Take advantage by contributing the maximum your budget allows. To find out how, discuss your options with your HR or benefits manager. If you leave your employer, don’t cash in your pension or provident fund. Although you have heard this before, I cannot stress enough just how much you lose by cashing in your fund.
Firstly, there is the heavy tax bill that you will incur. If you withdraw your pension or provident fund in cash, you will be taxed on a sliding scale (see table).
The larger the amount you take in cash, the more tax you pay. If you leave your employer and you opt not to take the funds in cash, you can transfer them into:
- A preservation fund;
- A retirement annuity; or
- Your new employer’s pension/provident fund without incurring any tax.
Secondly, you will be losing out on the most important part of the wealth building equation – the compounding interest your money could have earned in the long run had you not withdrawn the funds.
If you are self-employed, a retirement annuity provides a solution to save towards your retirement.
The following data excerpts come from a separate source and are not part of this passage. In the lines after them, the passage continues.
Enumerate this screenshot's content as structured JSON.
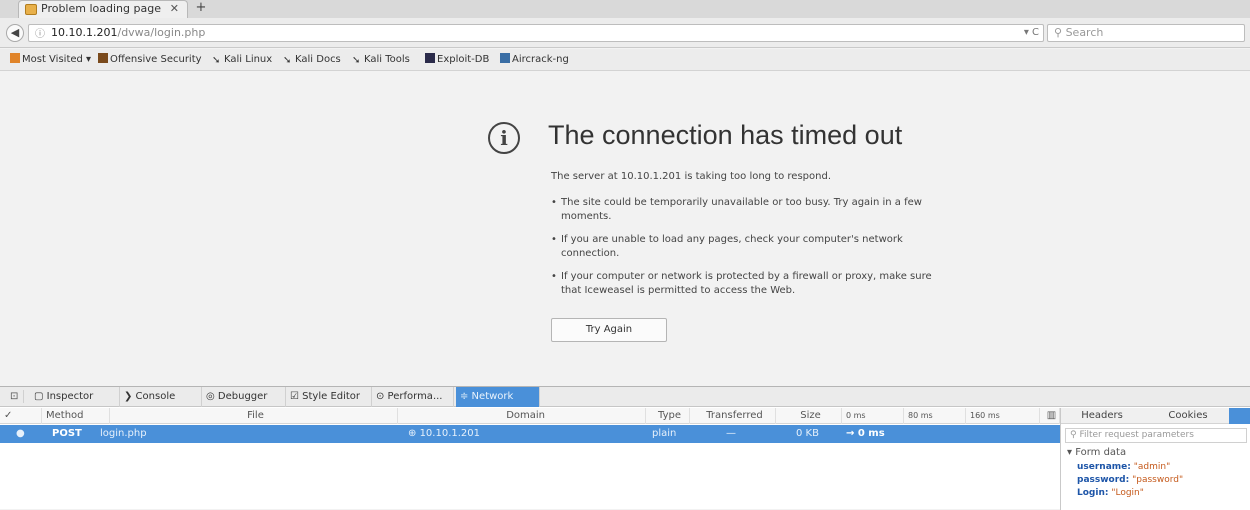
{
  "tab": {
    "title": "Problem loading page",
    "close": "✕",
    "newtab": "+"
  },
  "navbar": {
    "url_host": "10.10.1.201",
    "url_path": "/dvwa/login.php",
    "url_actions": "▾ C",
    "search_placeholder": "Search"
  },
  "bookmarks": [
    {
      "label": "Most Visited ▾",
      "color": "#e0842a"
    },
    {
      "label": "Offensive Security",
      "color": "#7a4a1c"
    },
    {
      "label": "Kali Linux",
      "color": "#333333"
    },
    {
      "label": "Kali Docs",
      "color": "#333333"
    },
    {
      "label": "Kali Tools",
      "color": "#333333"
    },
    {
      "label": "Exploit-DB",
      "color": "#2b2b4a"
    },
    {
      "label": "Aircrack-ng",
      "color": "#3a6ea5"
    }
  ],
  "error": {
    "title": "The connection has timed out",
    "description": "The server at 10.10.1.201 is taking too long to respond.",
    "items": [
      "The site could be temporarily unavailable or too busy. Try again in a few moments.",
      "If you are unable to load any pages, check your computer's network connection.",
      "If your computer or network is protected by a firewall or proxy, make sure that Iceweasel is permitted to access the Web."
    ],
    "button": "Try Again"
  },
  "devtools": {
    "tabs": [
      {
        "label": "▢ Inspector",
        "active": false
      },
      {
        "label": "❯ Console",
        "active": false
      },
      {
        "label": "◎ Debugger",
        "active": false
      },
      {
        "label": "☑ Style Editor",
        "active": false
      },
      {
        "label": "⊙ Performa...",
        "active": false
      },
      {
        "label": "≑ Network",
        "active": true
      }
    ],
    "columns": [
      "✓",
      "Method",
      "File",
      "Domain",
      "Type",
      "Transferred",
      "Size",
      "0 ms",
      "80 ms",
      "160 ms"
    ],
    "row": {
      "method": "POST",
      "file": "login.php",
      "domain": "10.10.1.201",
      "type": "plain",
      "transferred": "—",
      "size": "0 KB",
      "timing": "→ 0 ms"
    },
    "side": {
      "tabs": [
        "Headers",
        "Cookies"
      ],
      "filter_placeholder": "Filter request parameters",
      "form_data_label": "Form data",
      "params": [
        {
          "key": "username:",
          "value": "\"admin\""
        },
        {
          "key": "password:",
          "value": "\"password\""
        },
        {
          "key": "Login:",
          "value": "\"Login\""
        }
      ]
    }
  }
}
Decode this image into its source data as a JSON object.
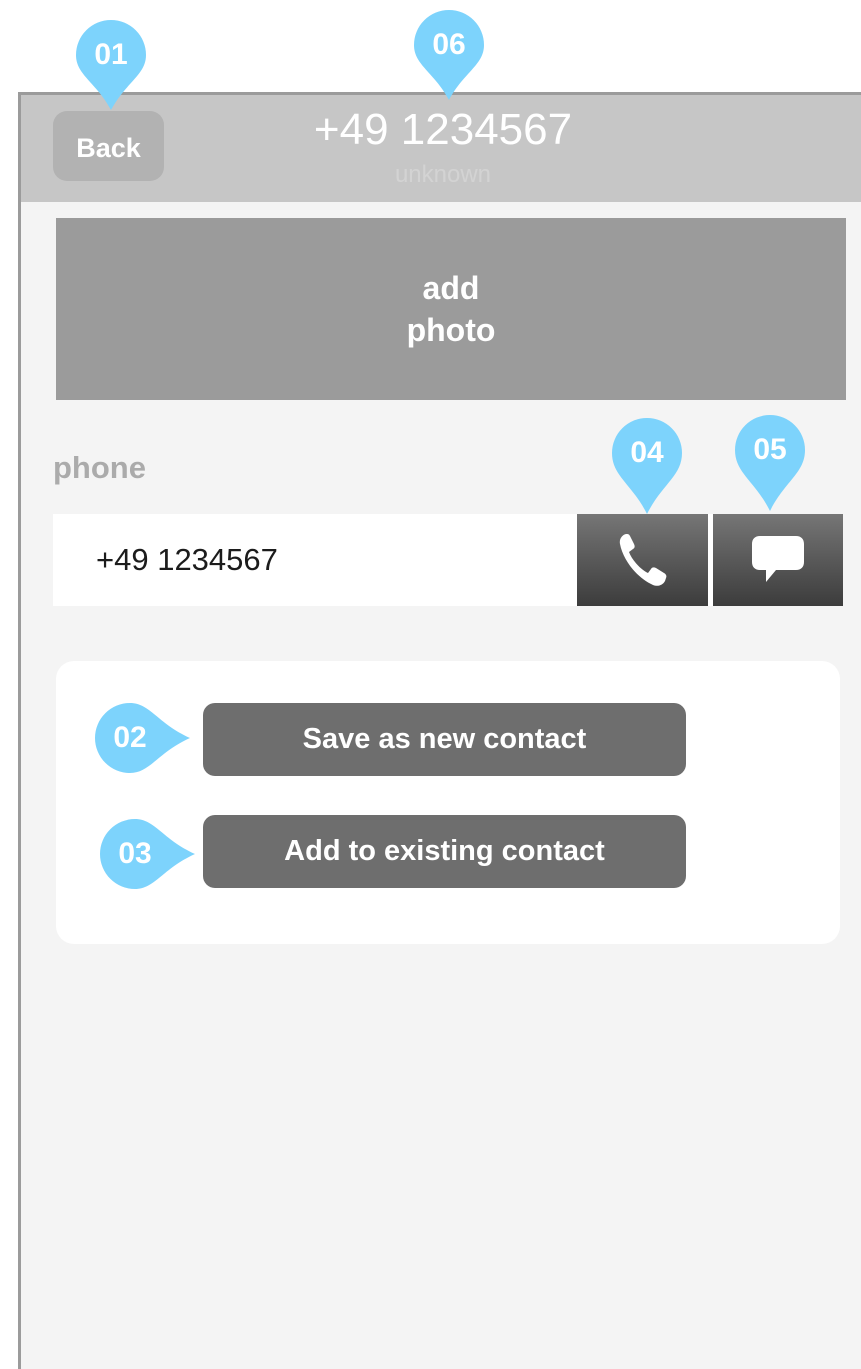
{
  "header": {
    "back_label": "Back",
    "title": "+49 1234567",
    "subtitle": "unknown"
  },
  "photo": {
    "line1": "add",
    "line2": "photo"
  },
  "phone_section": {
    "label": "phone",
    "value": "+49 1234567",
    "call_icon": "phone-icon",
    "message_icon": "speech-bubble-icon"
  },
  "actions": {
    "save_new": "Save as new contact",
    "add_existing": "Add to existing contact"
  },
  "callouts": {
    "c01": "01",
    "c02": "02",
    "c03": "03",
    "c04": "04",
    "c05": "05",
    "c06": "06"
  },
  "colors": {
    "callout": "#7dd3fc",
    "header": "#c6c6c6",
    "button": "#6e6e6e"
  }
}
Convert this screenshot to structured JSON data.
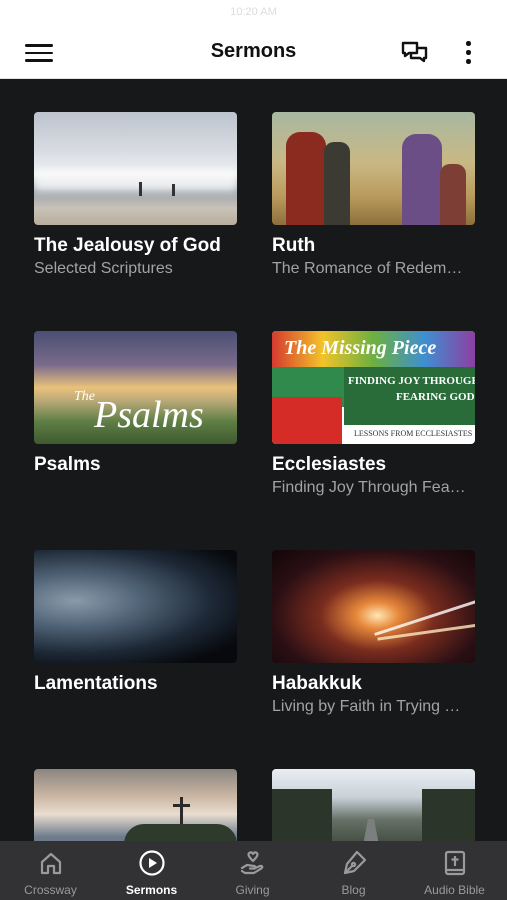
{
  "status_bar": {
    "time": "10:20 AM"
  },
  "app_bar": {
    "title": "Sermons"
  },
  "sermons": [
    {
      "title": "The Jealousy of God",
      "subtitle": "Selected Scriptures"
    },
    {
      "title": "Ruth",
      "subtitle": "The Romance of Redemption"
    },
    {
      "title": "Psalms",
      "subtitle": "",
      "thumb_text": {
        "small": "The",
        "big": "Psalms"
      }
    },
    {
      "title": "Ecclesiastes",
      "subtitle": "Finding Joy Through Fearing God",
      "thumb_text": {
        "line1": "The Missing Piece",
        "line2": "FINDING JOY THROUGH",
        "line3": "FEARING GOD",
        "line4": "LESSONS FROM ECCLESIASTES"
      }
    },
    {
      "title": "Lamentations",
      "subtitle": ""
    },
    {
      "title": "Habakkuk",
      "subtitle": "Living by Faith in Trying Times"
    },
    {
      "title": "",
      "subtitle": ""
    },
    {
      "title": "",
      "subtitle": ""
    }
  ],
  "tabs": [
    {
      "label": "Crossway",
      "icon": "home-icon"
    },
    {
      "label": "Sermons",
      "icon": "play-circle-icon",
      "active": true
    },
    {
      "label": "Giving",
      "icon": "giving-hand-icon"
    },
    {
      "label": "Blog",
      "icon": "pen-icon"
    },
    {
      "label": "Audio Bible",
      "icon": "bible-icon"
    }
  ],
  "colors": {
    "background": "#17181a",
    "tab_bar": "#323234",
    "subtitle": "#a3a3a3",
    "app_bar": "#ffffff"
  }
}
Negotiate your salary: Studies reveal that women get paid at least 25% less than their male counterparts, meaning that in your current job you are probably getting paid 25% less than your male colleague for doing the same job. According to Vumile Msweli, CEO of Hesed Consulting, women can do the following to negotiate their salaries:
- Find out what the role pays, especially if it was held by a man before. Do this by chatting to male colleagues, recruiters and HR professionals as women often make 17% to 23% less than their male counterparts.
- Always ask for a dummy pay slip to see if your take-home salary is in fact higher than your current earnings and use this as a base for negotiating.
- Always ask: “Is this the best I can do?”
It’s a negotiation not a dictatorship, so feel free to not accept the first offer and ask for more.
Start as early as you can: Even though women make better investors, studies show that they only tend to start investing later in life.
As difficult as it may be, begin investing with your very first pay cheque – even if you start with R300 per month.
Check your employment contract carefully in respect of maternity benefits to ensure that you can stick to your investment plan during your child-rearing years.
It is important for women to take charge of their finances by equipping and educating themselves about how money works and partnering with a trusted financial adviser who can look at their finances holistically, someone who will look at both their benefits at work and circumstances at home.